Frühjahr 1972. Das erste
„200 Meilen Rennen von Imola“ wurde
zur Sensation schlechthin. Überlegen gewann Paul Smart mit der neuen
Königswellen-Ducati
750 Desmo das Formel-750-Rennen. Zur Ehre dieses Erfolges baute Ducati
eine limitierte Anzahl der „Imola-Replica“. Mit großem Tam-Tam verkündete
im Februar 1972 die Pressestelle vom Autodrom „Dino Ferrari“ in
Imola, dass beim traditionellen Frühjahrsrennen erstmals in Europa ein
„Formel-750-Rennen“ stattfinden würde. Dieses nach amerikanischem
Vorbild, der sogenannten „Daytona-Formel", organisierte
200-Meilen-Rennen war für seriennahe Maschinen bis 750 ccm Hubraum
ausgeschrieben. Viele namhafte Teams und bekannte in- und ausländische
Rennfahrer gaben ihre Nennung ab. Ganz vorne in der Starterliste ließ
sich MV Agusta einschreiben. Mit den neuen 750er Vierzylinder-Maschinen
schickten die MV-Bosse siegessicher Weltmeister Giacomo Agostini und
Alberto Pagani ins Rennen. Moto Guzzi engagierte den Haudegen Jack
Findlay; Daytona-Sieger Don Emde reiste aus Amerika mit seiner
Gus-Kuhn-Norton an; die englischen Rennfahrer Phil Read, Peter Williams
und Tony Rutter kamen mit den schnellen John-Player-Nortons; alle
Register zog die BSA- und Triumph-Rennabteilung und entsandte die
erfolgreichen 750er Dreizylinder-Maschinen mit den Piloten Ray Pickrell,
Percy Tait, Toni Jeffries, John Cooper und Bob Heath; der Italiener
Walter Villa setzte darüber hinaus eine 750er
Dreizylinder-Daytona-Triumph ein.
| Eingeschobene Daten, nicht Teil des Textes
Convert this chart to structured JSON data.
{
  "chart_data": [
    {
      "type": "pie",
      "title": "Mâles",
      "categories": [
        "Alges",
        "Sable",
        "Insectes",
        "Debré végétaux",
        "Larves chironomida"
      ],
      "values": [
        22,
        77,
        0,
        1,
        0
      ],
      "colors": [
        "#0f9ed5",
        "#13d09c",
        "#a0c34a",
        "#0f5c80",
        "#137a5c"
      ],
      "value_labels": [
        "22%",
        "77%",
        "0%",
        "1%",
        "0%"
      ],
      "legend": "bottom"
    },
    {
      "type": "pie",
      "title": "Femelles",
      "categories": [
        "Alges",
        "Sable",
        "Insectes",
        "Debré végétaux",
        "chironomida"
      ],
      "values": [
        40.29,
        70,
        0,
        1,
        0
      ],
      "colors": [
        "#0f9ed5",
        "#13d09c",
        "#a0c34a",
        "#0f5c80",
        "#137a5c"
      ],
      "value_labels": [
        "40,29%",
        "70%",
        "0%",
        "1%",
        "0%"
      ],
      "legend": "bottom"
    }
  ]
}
Roberto Gallina, Bill Smith, Roberto
Buscherini, Vasco Loro, Luigi Anelli, Silvio Grassetti und John Williams
schoben neue Vierzylinder-Honda CR 750 an den Start; Eric Offenstadt,
Dave Simmonds und Cliff Carr steuerten die wilden 750er H 2 R
Dreizylinder-Zweitakt-Kawasakis, und Ron Grant versuchte sein Glück mit
der 500er Zweizylinder-Zweitakt-Suzuki. Ebenfalls mit von der Partie waren
Hans-Otto Butenuth und Helmut Dähne mit ihren
Boxer-BMWs. Gegen diese Armada von
hochkarätigen Werksmaschinen und Spitzenfahrer wollte ein Mann
antreten, der soeben eine beachtenswerte Maschine entwickelt hatte. Die
Rede ist von Fabio
Taglioni,
legendärer Chefingenieur bei Ducati. Zwar waren Motorräder aus Italien schon immer etwas ganz Besonderes. Doch bei keiner anderen Marke, ganz gleich ob
Moto Guzzi, MV Agusta, Laverda, Moto Morini, Gilera, Aermacchi, Benelli
oder Motobi ist der Firmenname mit einer einzigen Person so eng
verbunden wie bei Ducati. Fabio Taglioni hat von 1954 bis 1982 maßgeblich
die technische Entwicklung im Ducati-Werk beeinflusst. In dieser Zeit
konstruierte der geniale Techniker über 1000(!) Motoren. Sein
Einfallsreichtum reichte vom Einzylinder-Diesel-Aggregat bis zum
gewaltigen 1200er Vierzylinder-V-Motor. Höhepunkt der schöpferischen Tätigkeit
und Krönung seiner Konstruktionskunst wurde die im November 1970 auf
dem Mailänder Salon vorgestellte neue Ducati 750 GT. Im Vergleich zu
anderen damaligen Sportmaschinen wirkte die Ducati ausgesprochen
zierlich. Verantwortlich für das Erscheinungsbild war der
neuentwickelte 90-Grad-Zweizylinder-Viertakt-V-Motor, der längs im
Fahrwerk eingebaut war. Zwar waren Motorräder mit V-Motoren bereits von
Harley-Davidson, Vincent, Indian und Jap bekannt, doch ein modernes
Sportbike mit V-Motor mutete für Fachleute und Fans vorerst äußerst
exotisch an. Ducati-Entwicklungsleiter Fabio Taglioni hatte das
Triebwerk auch nicht genau waagerecht in den Rahmen gesetzt, sondern, um eine bessere Kühlung zu
erreichen, ihn um 30 Grad nach vorn geneigt.
Aber nicht nur die Optik,
auch die technische Ausführung des Motors hatte es in sich. Die Pleuel
liefen auf einem gemeinsamen Hubzapfen, und die stabile Kurbelwelle war
drehzahlfest in vier Kugellagern gelagert. Bohrung und Hub betrugen 80 x
74,4 mm, aus denen sich 748 ccm Hubraum ergab. Jeden Zylinderkopf hatte
Taglioni mit einer Nockenwelle ausgestattet, die jeweils über eine Königswelle
und insgesamt neun Kegelräder angetrieben wurden. Die zwei Ventile pro
Zylinder wurden konventionell über Kipphebel betätigt, und für die
Aufbereitung des Kraftstoff-Luftgemisches waren zunächst zwei
Amal-Concentric-Vergaser, die ab 1973 durch Dell`Orto-Vergaser ersetzt
wurden, zuständig. Um den Motor möglichst kompakt zu gestalten,
ordnete Fabio Taglioni die beiden Wellen des Fünfganggetriebes übereinander
an. Der Antrieb zum Hinterrad erfolgte über eine Rollen-Kette.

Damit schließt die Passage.